When asked by the editors to do an article for AAPI appreciation month, my thoughts flew to the slogan many Asian Americans have rallied behind in recent months, “Stop Asian Hate.” Disturbing video of seemingly gleeful bullying toward folks of my own similar background, immediately raises concern for the well-being of my parents and other family in the US. I was born and raised in Nashville, TN. My parents immigrated in the early 80s for education, found jobs, and settled down here. Growing up in the church, making friends in school, and being taken in by folks who would become like adopted family (since all of our extended family was back in Taiwan), I can safely say that Nashville is my very definition of home. Perhaps it is the people I’ve chosen to surround myself with, or the very warm southern hospitality that has tourists and passers-by alike coming back, I’m constantly reminded that my 30 year experience in this town has been a blessed one.

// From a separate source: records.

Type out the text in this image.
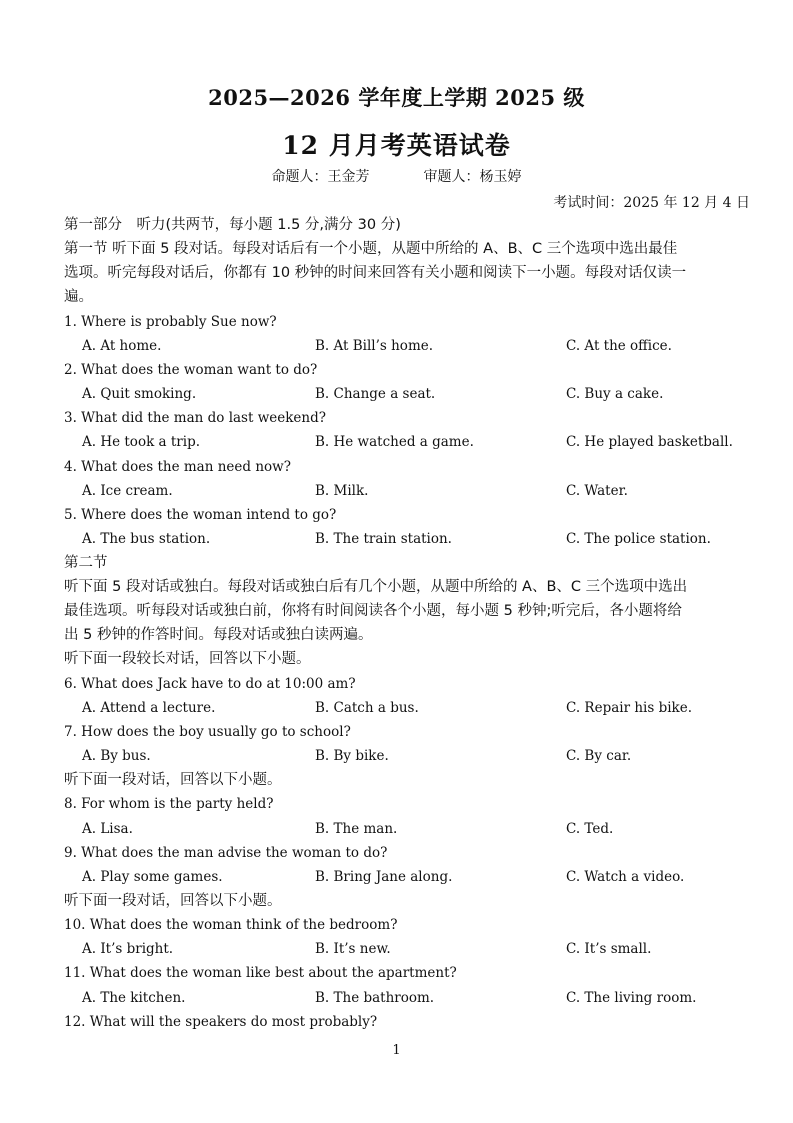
2025—2026 学年度上学期 2025 级
12 月月考英语试卷
命题人：王金芳	审题人：杨玉婷
考试时间：2025 年 12 月 4 日
第一部分　听力(共两节，每小题 1.5 分,满分 30 分)
第一节 听下面 5 段对话。每段对话后有一个小题，从题中所给的 A、B、C 三个选项中选出最佳
选项。听完每段对话后，你都有 10 秒钟的时间来回答有关小题和阅读下一小题。每段对话仅读一
遍。
1. Where is probably Sue now?
A. At home.	B. At Bill’s home.	C. At the office.
2. What does the woman want to do?
A. Quit smoking.	B. Change a seat.	C. Buy a cake.
3. What did the man do last weekend?
A. He took a trip.	B. He watched a game.	C. He played basketball.
4. What does the man need now?
A. Ice cream.	B. Milk.	C. Water.
5. Where does the woman intend to go?
A. The bus station.	B. The train station.	C. The police station.
第二节
听下面 5 段对话或独白。每段对话或独白后有几个小题，从题中所给的 A、B、C 三个选项中选出
最佳选项。听每段对话或独白前，你将有时间阅读各个小题，每小题 5 秒钟;听完后，各小题将给
出 5 秒钟的作答时间。每段对话或独白读两遍。
听下面一段较长对话，回答以下小题。
6. What does Jack have to do at 10:00 am?
A. Attend a lecture.	B. Catch a bus.	C. Repair his bike.
7. How does the boy usually go to school?
A. By bus.	B. By bike.	C. By car.
听下面一段对话，回答以下小题。
8. For whom is the party held?
A. Lisa.	B. The man.	C. Ted.
9. What does the man advise the woman to do?
A. Play some games.	B. Bring Jane along.	C. Watch a video.
听下面一段对话，回答以下小题。
10. What does the woman think of the bedroom?
A. It’s bright.	B. It’s new.	C. It’s small.
11. What does the woman like best about the apartment?
A. The kitchen.	B. The bathroom.	C. The living room.
12. What will the speakers do most probably?
1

Our songwriter community as well, has a strong familial aspect, the like of which you would find at Revival, Whiskey Jam, and Bobby’s Idle hour to name a few. One of just a few country singer songwriters of Asian descent, I have always felt that my songs, work, and relationships speak for themselves. As we prepare to pick up where things left off last March, I hope that this spotlight on Asian American culture brings more folks around to the idea that a book should not be judged by its cover. And if that’s how you prefer to perceive the world then, well, don’t be surprised to be surprised!
There are, and potentially always will be, forces, trends, and outlets focused singularly on dividing people. It’s an old devil’s trick, used so often for so long that honestly it’s a little shameful we’re still falling for it. Songwriting I believe is one part I can play in bridging the gap between these divides, after all stories are meant to be shared! So be good to each other folks, and listen to more Willie Nelson!